On average it's slightly faster and uses less memory.
| File | Before | After | Speedup |
| regular_normals_00064k.blend | 0.002182 | 0.002049 | 1.065078 |
| regular_normals_00128k.blend | 0.003416 | 0.003851 | 0.887053 |
| regular_normals_00256k.blend | 0.007799 | 0.006961 | 1.120338 |
| regular_normals_00512k.blend | 0.015225 | 0.014962 | 1.017578 |
| regular_normals_01024k.blend | 0.030878 | 0.029043 | 1.063176 |
| regular_normals_02048k.blend | 0.112791 | 0.119770 | 0.941730 |
| regular_normals_25000k.blend | 0.525442 | 0.509423 | 1.031446 |
#### Store Loop Weights Instead of Vectors (+ Cache Edge Vectors) (P2287)
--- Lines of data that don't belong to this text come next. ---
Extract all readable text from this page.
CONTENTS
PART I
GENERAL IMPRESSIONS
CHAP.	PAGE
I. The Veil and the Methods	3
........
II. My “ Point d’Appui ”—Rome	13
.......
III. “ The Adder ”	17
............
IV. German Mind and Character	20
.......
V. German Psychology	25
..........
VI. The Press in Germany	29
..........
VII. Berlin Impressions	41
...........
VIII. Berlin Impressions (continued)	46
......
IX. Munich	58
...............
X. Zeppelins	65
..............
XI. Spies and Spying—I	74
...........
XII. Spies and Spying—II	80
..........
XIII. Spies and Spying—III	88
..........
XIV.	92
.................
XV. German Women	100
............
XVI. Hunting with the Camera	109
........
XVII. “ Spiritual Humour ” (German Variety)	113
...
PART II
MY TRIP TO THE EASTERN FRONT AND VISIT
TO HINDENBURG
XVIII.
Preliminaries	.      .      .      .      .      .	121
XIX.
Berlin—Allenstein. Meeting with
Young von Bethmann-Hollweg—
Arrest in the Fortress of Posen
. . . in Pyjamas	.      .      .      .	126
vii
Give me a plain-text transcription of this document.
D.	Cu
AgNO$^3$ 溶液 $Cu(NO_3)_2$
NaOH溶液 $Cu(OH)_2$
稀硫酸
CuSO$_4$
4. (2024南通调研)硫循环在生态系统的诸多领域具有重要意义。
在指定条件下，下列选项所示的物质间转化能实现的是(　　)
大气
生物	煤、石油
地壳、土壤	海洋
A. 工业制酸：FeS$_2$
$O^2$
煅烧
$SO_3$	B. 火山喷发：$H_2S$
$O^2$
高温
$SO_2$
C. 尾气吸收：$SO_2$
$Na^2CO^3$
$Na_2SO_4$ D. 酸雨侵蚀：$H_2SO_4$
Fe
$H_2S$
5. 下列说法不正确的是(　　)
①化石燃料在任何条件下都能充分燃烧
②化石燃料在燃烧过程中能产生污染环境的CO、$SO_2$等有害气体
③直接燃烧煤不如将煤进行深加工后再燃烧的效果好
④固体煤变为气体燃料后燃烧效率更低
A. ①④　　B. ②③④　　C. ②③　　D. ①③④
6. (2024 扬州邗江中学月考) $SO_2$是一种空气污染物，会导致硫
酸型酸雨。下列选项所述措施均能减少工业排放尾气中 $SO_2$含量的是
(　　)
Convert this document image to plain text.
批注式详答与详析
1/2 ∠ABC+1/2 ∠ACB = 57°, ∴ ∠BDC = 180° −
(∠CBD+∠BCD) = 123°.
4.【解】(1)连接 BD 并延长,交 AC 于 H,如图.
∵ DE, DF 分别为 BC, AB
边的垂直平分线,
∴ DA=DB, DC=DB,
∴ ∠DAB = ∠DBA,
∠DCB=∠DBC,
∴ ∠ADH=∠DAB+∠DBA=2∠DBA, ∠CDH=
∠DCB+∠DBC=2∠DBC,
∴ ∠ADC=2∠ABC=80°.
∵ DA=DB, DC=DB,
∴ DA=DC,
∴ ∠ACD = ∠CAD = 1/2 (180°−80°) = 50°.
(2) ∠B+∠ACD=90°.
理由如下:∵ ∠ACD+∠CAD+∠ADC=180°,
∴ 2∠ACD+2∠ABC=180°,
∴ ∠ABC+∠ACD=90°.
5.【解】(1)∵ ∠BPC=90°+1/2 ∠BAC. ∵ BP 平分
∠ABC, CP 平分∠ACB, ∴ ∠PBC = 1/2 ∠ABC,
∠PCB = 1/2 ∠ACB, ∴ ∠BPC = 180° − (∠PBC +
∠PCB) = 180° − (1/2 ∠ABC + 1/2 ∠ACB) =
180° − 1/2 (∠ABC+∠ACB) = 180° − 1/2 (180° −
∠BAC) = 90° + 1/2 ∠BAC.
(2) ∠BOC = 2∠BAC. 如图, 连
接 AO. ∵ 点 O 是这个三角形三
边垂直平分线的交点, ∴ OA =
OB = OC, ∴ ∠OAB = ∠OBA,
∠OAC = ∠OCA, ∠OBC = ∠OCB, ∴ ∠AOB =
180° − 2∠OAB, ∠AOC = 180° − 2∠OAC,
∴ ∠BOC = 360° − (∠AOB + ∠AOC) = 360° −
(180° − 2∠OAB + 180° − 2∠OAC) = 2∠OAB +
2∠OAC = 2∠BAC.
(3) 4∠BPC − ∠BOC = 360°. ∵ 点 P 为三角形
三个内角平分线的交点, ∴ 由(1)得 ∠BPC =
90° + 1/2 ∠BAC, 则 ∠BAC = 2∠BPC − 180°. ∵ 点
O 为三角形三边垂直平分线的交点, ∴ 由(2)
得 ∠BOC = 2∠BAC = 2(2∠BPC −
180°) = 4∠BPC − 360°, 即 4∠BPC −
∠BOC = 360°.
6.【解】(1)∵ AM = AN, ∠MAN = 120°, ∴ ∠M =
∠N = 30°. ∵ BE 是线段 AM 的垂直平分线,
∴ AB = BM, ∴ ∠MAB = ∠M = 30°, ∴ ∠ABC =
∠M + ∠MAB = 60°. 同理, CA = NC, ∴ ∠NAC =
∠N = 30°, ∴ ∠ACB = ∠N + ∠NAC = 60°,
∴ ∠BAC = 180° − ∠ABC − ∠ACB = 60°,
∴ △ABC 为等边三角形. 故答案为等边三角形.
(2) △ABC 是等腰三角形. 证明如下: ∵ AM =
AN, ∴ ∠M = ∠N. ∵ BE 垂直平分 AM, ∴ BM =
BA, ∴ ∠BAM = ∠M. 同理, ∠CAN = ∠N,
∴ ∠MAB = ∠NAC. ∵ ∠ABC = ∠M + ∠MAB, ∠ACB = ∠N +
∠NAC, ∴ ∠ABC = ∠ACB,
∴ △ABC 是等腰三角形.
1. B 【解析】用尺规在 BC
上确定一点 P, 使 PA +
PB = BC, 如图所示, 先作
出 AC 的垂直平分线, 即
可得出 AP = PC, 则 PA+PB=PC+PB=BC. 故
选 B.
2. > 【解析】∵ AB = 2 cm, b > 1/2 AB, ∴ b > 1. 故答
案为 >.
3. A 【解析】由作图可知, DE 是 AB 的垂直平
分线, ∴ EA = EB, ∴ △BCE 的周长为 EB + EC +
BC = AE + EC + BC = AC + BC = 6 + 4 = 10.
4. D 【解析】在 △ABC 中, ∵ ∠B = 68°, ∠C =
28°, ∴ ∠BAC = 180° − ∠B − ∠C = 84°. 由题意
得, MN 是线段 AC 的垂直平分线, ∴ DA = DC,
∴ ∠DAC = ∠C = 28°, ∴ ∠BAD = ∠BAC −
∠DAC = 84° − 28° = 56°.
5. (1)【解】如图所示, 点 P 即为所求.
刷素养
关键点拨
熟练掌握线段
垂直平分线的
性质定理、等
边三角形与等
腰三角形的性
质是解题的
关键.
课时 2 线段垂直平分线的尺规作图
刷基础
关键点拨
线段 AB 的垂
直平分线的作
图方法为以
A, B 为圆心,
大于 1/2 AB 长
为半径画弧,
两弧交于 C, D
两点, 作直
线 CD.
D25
A version of **"Store Loop Weights Instead of Vectors"** that also caches unit length edge vectors.
| File | Before | After | Speedup |
| regular_normals_00064k.blend | 0.002170 | 0.002284 | 0.949978 |
| regular_normals_00128k.blend | 0.003769 | 0.004815 | 0.782709 |
| regular_normals_00256k.blend | 0.007604 | 0.008773 | 0.866766 |
| regular_normals_00512k.blend | 0.015195 | 0.019465 | 0.780611 |
| regular_normals_01024k.blend | 0.030726 | 0.040956 | 0.750213 |
| regular_normals_02048k.blend | 0.111197 | 0.136106 | 0.816986 |
| regular_normals_25000k.blend | 0.519313 | 0.639503 | 0.812057 |
----
Thanks to @easythrees for helping investigate this patch.